Sat, April 13, 3:05 to 4:35pm, Pennsylvania Convention Center, Floor: Level 100, Room 102AB

Abstract

The demand for professional development on inclusive practice has recently become a target area in many countries, including the Caribbean. This goal is in line with UNESCO’s (2017) call for inclusion of all children by 2030. This presentation will highlight the collective experience of the four scholars as they navigated their own pedagogies throughout the various phases of professional development and support provided as it relates and differs from their experiences working with Canadian educators and schools, including direct support to students and families within the community. The purpose of this presentation is to share our team’s collective experiences working with educators from St. Vincent and the Grenadines, towards building capacity for inclusive education for students with special education needs. Our team consists of four scholars of inclusive education from two Ontario Universities who spent the last three years preparing students, teachers, and other stakeholders for the transition of students with special education needs from segregated settings into mainstream schools.

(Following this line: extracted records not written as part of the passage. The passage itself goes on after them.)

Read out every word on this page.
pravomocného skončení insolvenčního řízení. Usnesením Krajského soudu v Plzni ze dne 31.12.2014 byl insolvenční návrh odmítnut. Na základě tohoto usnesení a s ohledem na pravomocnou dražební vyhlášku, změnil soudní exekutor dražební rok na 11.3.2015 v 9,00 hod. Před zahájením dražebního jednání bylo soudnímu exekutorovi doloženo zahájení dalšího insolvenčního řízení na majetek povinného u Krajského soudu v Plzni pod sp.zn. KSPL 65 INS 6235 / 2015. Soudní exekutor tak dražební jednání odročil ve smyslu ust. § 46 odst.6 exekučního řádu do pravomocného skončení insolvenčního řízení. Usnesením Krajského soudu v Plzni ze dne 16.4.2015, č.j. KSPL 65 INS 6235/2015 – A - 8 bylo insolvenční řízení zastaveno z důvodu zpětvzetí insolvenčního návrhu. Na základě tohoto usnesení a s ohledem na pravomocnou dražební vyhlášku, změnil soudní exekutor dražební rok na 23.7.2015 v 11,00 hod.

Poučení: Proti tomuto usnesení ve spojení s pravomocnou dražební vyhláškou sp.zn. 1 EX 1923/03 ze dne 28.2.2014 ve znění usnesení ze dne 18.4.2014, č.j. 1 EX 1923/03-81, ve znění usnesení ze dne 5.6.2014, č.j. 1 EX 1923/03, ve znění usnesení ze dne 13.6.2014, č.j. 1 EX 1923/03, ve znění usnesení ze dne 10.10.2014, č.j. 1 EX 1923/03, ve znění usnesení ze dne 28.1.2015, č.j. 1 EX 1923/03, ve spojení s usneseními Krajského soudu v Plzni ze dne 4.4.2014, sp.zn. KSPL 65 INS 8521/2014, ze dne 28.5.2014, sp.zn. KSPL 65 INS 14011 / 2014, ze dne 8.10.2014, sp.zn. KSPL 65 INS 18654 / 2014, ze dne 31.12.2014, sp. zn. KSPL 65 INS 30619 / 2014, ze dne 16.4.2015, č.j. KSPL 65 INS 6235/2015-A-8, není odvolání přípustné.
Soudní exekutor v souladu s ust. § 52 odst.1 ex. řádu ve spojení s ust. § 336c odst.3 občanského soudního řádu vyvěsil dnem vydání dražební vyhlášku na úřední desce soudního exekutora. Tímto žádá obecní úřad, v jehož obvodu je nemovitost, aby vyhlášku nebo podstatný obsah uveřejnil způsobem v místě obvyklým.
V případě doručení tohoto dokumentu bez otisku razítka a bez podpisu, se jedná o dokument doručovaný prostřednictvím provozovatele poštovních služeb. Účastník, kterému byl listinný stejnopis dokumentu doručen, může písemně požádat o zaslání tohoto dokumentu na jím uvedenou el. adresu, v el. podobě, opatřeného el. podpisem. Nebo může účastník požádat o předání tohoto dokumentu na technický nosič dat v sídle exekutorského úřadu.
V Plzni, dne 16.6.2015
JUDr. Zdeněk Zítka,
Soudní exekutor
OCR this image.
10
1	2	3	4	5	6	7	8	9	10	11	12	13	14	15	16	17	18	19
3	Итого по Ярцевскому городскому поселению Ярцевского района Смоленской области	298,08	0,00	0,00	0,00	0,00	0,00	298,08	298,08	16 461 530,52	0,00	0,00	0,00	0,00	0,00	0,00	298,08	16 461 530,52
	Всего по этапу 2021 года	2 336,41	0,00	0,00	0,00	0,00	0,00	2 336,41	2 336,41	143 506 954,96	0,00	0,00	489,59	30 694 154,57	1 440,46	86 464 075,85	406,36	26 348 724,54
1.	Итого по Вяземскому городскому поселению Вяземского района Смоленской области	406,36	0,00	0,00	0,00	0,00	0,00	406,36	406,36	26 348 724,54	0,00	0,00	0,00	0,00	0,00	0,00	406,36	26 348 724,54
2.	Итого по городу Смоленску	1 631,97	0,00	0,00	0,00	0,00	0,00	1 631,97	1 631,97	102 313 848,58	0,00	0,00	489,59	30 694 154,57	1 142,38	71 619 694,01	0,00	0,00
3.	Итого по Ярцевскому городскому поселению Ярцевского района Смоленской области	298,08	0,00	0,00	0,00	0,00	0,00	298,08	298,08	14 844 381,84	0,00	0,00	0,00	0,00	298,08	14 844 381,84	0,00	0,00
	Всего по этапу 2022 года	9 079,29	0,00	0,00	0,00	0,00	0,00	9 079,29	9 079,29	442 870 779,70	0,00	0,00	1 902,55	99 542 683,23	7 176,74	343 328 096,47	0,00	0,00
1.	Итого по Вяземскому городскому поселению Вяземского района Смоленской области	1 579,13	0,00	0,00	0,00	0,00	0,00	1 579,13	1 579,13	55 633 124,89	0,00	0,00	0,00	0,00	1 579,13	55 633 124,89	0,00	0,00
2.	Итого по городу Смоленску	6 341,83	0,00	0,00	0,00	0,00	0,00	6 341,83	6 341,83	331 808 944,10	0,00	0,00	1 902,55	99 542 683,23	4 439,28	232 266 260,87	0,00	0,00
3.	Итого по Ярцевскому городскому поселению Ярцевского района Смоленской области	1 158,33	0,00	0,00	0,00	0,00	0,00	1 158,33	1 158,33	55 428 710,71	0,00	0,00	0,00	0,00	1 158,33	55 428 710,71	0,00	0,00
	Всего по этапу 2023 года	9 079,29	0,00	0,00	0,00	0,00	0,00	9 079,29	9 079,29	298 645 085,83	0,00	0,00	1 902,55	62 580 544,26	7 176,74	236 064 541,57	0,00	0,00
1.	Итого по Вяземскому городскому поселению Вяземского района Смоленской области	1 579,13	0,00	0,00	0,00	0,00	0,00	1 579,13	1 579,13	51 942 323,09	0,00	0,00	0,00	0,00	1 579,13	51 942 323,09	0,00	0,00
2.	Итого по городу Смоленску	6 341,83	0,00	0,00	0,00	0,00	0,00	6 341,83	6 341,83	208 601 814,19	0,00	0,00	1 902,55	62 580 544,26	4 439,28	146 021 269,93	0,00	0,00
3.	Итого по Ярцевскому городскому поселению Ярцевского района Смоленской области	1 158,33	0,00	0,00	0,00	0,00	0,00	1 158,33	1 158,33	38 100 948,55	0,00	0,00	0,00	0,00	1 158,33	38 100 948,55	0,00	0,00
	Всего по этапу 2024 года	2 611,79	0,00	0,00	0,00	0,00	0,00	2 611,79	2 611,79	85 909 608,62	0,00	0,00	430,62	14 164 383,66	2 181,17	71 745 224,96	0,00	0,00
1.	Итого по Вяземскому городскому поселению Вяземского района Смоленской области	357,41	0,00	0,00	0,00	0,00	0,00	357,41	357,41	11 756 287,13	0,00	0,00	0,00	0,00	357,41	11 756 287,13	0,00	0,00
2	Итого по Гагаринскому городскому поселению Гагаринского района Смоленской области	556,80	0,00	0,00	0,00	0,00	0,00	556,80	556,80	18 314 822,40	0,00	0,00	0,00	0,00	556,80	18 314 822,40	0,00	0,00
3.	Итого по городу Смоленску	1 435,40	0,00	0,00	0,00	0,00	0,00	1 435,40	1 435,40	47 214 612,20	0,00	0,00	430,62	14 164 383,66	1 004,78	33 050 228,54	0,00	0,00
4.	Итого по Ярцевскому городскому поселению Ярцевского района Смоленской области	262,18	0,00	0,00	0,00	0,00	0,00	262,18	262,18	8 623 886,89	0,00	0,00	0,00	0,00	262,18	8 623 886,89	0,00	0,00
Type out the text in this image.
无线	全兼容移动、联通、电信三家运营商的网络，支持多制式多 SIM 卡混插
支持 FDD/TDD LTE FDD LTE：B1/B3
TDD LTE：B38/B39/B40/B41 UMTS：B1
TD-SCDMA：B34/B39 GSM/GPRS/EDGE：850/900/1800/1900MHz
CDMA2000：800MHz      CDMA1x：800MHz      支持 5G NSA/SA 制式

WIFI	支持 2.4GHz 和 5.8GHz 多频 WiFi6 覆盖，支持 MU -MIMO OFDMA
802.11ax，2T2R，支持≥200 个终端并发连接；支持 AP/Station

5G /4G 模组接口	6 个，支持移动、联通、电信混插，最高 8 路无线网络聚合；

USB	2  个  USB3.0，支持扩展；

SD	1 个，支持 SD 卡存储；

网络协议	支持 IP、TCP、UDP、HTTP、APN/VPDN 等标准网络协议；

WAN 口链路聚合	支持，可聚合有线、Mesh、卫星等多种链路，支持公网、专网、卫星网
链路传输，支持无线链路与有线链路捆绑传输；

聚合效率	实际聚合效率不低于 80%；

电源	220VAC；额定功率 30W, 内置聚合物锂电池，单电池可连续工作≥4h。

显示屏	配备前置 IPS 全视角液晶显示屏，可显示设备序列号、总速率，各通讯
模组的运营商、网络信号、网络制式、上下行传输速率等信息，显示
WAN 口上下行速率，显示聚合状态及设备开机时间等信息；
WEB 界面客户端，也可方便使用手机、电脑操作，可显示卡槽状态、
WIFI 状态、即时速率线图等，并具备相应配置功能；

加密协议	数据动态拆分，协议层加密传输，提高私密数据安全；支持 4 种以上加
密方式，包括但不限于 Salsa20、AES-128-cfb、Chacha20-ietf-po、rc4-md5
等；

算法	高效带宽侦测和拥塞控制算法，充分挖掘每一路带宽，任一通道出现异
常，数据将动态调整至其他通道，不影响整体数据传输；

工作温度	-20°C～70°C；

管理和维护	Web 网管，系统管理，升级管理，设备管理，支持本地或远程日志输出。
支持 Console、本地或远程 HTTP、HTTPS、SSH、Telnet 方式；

In 2021 our team engaged in the coaching and mentoring of teachers and support staff in the three special education schools in SVG. We began our professional development online amid the COVID-19 pandemic. Shortly thereafter, we traveled to SVG in the spring of 2022 for in-person training and observations. Our goal was to help build capacities for effective planning and programming with students with special education needs (SENs) in their classrooms. In our 2022 final report, we identified that segregated/special schools were inequitable and that SVG should work toward an inclusive model. We then embarked on a journey with SVG to pilot inclusive education on the island of Bequia.

In order to capture, express, and make meaning from our collective experiences , a collaborative autoethnography (CAE) method was employed. Chang and colleagues (2013) describe the value of CAE as a unique qualitative method. Unlike a traditional autoethnography, CAE allows multiple people to look inward through self-reflection of their shared experience and then combine those reflections in an effort to create rich data from multiple perspectives. We consider the sociocultural contexts of Canada and SVG through our past and current experiences with inclusive education training, practice, and research and journaled our experiences based on the following prompts:

● What were some of the strategies used to support teachers, students, parents, and community members?

○ What worked and what did not? Why do you think this might be?

● What were some of the differences or similarities between strategies to promote inclusive education in Canada vs. SVG?

● Identify the most significant success from the work. Explain why it is successful.

● Identify the most significant challenge. Explain why it was most challenging

● How has this experience shifted the way you consider teacher education for inclusion?

● What was your greatest learning? About yourself as an educator? About teacher
education in general? About inclusive education?
Three themes have been identified which are deemed essential to understand the learning journey experienced by the authors. These include: Relationships, Change and Barriers.
These will be further discussed with specific examples provided.